The two inputs to the UTAG algorithm were the cell feature matrix and the location matrix. The cell feature matrix is designed to be as generalizable as possible to incorporate multiple imaging modalities and can contain any features ranging from generic cell properties such as cell area, perimeter and morphology to modality-specific attributes such as intensity of hematoxylin and eosin from H&E staining to marker expression quantification such as CD4, KRT8 or PD1 levels in IMC. From the location matrix, we build a graph using squidpy49 (v.1.1.0), where each node is a unique cell and each edge indicates whether two cells are within a threshold Euclidean distance. We then perform message passing, an inner product between the adjacency matrix of the graph and the feature matrix, so that each cell within the graph inherits features from its immediate neighbors. When aggregating spatial components with the feature matrix, we provide two possible ways to spatially aggregate the feature matrix. The default of the package is to aggregate by the mean, which sums all features from immediate neighbors and divides the resulting sum by the number of neighbors plus one to account for the cell itself. The second option is to aggregate by the sum, which skips normalizing by dividing the sum by the degree of the node’s connectivity. Reduction by mean is commonly used for a numerically more smooth aggregation. Sum aggregation, however, can be advantageous as it directly encodes cell density information, which can vary across structures, though the resulting sum values may be overly separated in cell-sparse regions where cells have only a few neighbors. While the spatial smoothing operation performed by UTAG may seem as if some of the details are diluted, the spatially smoothed matrix is only used for domain segmentation. Nuanced details such as rare cell types infiltrating specific domains can still be detected and used in downstream analysis, for example, on a per domain level. We denote the resulting matrix ‘spatially aggregated feature matrix’ that encodes information of both single cell features and cell locations. The cells in the spatially aggregated feature matrix are clustered into groups using the Leiden22 (v.0.8.7) and PARC23 (v.0.31) algorithm at multiple resolutions. Each cluster can then be annotated into microanatomical domains based on enrichment profiles or by inspecting user-provided cell type identities.

User guide on UTAG

UTAG greatly reduces the amount of manual labor involved in segmentation of microanatomical domains, but its successful application depends on three key user inputs. First is the max_dist parameter, which defines the threshold distance between cells for graph construction. Second is the clustering resolution to determine the coarsity of the clustering of cells. Last is user interpretation of the resulting clusters to label the microanatomical structures detected.

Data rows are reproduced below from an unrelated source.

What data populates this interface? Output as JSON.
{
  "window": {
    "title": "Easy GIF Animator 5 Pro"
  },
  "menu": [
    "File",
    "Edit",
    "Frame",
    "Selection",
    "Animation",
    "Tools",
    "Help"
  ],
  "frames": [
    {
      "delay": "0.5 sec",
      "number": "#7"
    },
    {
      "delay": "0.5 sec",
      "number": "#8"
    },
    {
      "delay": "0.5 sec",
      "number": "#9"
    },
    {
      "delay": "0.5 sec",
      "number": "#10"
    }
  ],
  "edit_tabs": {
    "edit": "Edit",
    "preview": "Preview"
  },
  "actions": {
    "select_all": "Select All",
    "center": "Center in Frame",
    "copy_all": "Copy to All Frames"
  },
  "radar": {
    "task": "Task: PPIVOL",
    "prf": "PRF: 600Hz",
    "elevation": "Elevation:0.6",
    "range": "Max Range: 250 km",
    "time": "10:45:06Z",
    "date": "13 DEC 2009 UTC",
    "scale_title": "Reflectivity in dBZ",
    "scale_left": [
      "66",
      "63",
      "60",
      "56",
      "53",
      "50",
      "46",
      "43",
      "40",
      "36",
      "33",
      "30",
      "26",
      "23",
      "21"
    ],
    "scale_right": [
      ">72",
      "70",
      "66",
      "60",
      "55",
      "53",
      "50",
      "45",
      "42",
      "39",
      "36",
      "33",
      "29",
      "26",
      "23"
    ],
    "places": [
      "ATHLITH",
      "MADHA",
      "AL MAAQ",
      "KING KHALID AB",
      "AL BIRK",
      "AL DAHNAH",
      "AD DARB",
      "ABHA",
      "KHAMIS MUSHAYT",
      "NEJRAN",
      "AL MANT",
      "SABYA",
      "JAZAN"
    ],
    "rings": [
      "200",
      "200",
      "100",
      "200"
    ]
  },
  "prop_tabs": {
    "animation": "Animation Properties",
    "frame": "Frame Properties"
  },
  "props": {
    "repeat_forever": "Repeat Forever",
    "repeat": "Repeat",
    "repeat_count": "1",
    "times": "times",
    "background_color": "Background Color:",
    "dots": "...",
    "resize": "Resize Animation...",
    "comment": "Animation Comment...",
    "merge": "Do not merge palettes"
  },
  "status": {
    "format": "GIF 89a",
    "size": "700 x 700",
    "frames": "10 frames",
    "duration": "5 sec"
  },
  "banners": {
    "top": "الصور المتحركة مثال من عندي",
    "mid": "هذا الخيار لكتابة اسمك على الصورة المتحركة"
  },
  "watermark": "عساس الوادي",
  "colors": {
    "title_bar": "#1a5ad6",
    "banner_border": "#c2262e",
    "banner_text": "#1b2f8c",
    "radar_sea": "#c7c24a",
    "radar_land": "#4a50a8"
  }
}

We intentionally leave the optimization of max_dist open to users to maximize the applicability of UTAG to unseen datasets. This is because this parameter is tightly related to the resolution or magnification of the data being used. In our manuscript, we apply the method on IMC data and optical imaging-based CyCIF, which have different per unit area pixel densities. In the case of IMC, we suggest that a suitable max_dist is between 10 and 20, as 1 pixel exactly maps to 1 micrometer. With an imaging-based technique like CyCIF, the optimal distance can vary with magnification, focal lengths, distance to tissue and other factors, which make it hard to suggest a one-fits-all rule. Also there might be nuanced differences for the exact tissue of interest that may vary across specimens under examination.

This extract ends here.